There are four major types of child maltreatment:
- Physical Abuse
- Sexual Abuse
- Emotional Abuse
Although any of the forms may be found separately, they often occur together. Most child abuse occurs in the family home. Parents, siblings and visitors can all inflict abuse.
In South Carolina, child abuse and neglect are defined as:
Neglect is failure to provide for a child’s basic needs. It may be:
- Physical (e.g., lack of appropriate supervision or failure to provide necessary food, shelter, or medical care)
- Educational (e.g., failure to educate a child or attend to special education needs)
- Emotional (e.g., inattention to a child’s emotional needs or exposure to domestic violence)
These situations do not always mean that a child is neglected. Sometimes cultural values, the standards of care in the community, and poverty may be contributing factors, indicating that the family needs information or assistance. When a family fails to use information and resources, and the child’s needs continue to be unmet, then further child welfare professional intervention may be required.
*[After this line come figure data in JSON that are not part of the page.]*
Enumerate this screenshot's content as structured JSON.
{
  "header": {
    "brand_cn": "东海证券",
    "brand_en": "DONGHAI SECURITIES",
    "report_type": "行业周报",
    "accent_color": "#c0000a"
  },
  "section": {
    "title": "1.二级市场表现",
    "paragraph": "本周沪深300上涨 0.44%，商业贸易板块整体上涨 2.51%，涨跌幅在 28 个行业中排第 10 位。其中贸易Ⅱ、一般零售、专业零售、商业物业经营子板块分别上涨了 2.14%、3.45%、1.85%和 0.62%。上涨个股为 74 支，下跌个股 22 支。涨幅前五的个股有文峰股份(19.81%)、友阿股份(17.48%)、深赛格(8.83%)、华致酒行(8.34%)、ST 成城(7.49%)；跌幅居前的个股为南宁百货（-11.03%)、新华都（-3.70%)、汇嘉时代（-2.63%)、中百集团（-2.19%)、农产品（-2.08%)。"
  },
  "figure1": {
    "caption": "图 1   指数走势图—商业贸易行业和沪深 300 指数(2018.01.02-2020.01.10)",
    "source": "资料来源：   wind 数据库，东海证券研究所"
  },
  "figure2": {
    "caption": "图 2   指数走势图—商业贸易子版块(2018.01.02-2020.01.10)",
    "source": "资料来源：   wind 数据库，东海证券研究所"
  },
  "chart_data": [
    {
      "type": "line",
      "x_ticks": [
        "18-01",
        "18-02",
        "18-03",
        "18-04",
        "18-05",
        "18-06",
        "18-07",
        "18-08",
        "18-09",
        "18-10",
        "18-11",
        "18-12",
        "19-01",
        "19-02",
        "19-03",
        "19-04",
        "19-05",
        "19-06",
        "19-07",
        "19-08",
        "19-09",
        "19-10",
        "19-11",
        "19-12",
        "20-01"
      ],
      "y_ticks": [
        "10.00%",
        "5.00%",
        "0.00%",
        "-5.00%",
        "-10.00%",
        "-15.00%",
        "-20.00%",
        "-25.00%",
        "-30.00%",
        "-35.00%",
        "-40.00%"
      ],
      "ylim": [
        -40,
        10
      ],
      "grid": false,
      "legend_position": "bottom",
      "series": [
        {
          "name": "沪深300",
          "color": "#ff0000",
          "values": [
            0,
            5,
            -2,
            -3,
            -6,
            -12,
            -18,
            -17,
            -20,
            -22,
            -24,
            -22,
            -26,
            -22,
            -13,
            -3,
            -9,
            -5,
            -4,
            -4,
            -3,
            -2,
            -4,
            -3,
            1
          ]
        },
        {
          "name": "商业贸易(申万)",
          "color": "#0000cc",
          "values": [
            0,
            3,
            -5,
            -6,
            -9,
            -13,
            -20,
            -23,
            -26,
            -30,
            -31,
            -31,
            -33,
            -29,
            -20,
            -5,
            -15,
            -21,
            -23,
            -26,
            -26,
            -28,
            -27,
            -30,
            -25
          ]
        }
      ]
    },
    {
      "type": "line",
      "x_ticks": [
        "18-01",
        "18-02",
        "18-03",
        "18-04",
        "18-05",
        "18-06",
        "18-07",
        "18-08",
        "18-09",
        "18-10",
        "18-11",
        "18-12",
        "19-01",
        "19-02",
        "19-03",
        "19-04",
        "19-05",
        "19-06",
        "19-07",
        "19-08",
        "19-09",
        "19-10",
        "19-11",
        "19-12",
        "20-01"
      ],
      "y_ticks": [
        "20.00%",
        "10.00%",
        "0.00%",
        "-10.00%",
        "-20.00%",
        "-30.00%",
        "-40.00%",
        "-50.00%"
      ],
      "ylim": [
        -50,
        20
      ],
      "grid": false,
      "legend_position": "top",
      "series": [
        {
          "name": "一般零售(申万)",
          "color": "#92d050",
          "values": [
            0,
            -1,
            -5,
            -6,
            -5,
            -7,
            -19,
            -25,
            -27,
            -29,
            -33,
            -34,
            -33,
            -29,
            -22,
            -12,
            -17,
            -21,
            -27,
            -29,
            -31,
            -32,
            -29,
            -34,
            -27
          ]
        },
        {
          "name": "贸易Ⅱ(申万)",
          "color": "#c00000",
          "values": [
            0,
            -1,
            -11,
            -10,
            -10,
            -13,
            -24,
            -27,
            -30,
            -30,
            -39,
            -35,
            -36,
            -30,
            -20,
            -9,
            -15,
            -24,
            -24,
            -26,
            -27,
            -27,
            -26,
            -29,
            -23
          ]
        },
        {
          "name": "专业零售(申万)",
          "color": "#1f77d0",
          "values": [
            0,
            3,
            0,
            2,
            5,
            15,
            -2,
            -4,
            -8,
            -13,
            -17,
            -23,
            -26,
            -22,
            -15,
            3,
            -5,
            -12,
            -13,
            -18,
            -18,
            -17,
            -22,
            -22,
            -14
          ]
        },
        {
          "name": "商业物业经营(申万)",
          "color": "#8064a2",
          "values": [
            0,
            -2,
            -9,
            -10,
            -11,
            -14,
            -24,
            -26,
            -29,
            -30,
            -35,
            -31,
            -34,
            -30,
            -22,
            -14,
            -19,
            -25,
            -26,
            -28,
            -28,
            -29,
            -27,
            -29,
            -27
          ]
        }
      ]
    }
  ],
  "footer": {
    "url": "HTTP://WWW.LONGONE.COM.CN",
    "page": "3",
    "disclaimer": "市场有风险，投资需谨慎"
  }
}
Physical Abuse is physical injury (ranging from minor bruises to severe fractures or death) as a result of punching, beating, kicking, biting, shaking, throwing, stabbing, choking, hitting (with a a hand, stick, strap or other object), burning or otherwise harming a child. Such injury is considered abuse regardless of whether the caretaker intended to hurt the child or not.
Sexual Abuse refers to any sexual act with a child by an adult or older child, such as fondling a child’s genitals, penetration, incest, rape, sodomy, indecent exposure, and commercial exploitation through prostitution or the production of pornographic materials.
Emotional Abuse is any attitude, behavior, or failure to act that interferes with a child’s mental health or social development. This may include using verbally abusive language to constantly criticize or denigrate, threats, or rejection, as well as withholding love, support, or guidance.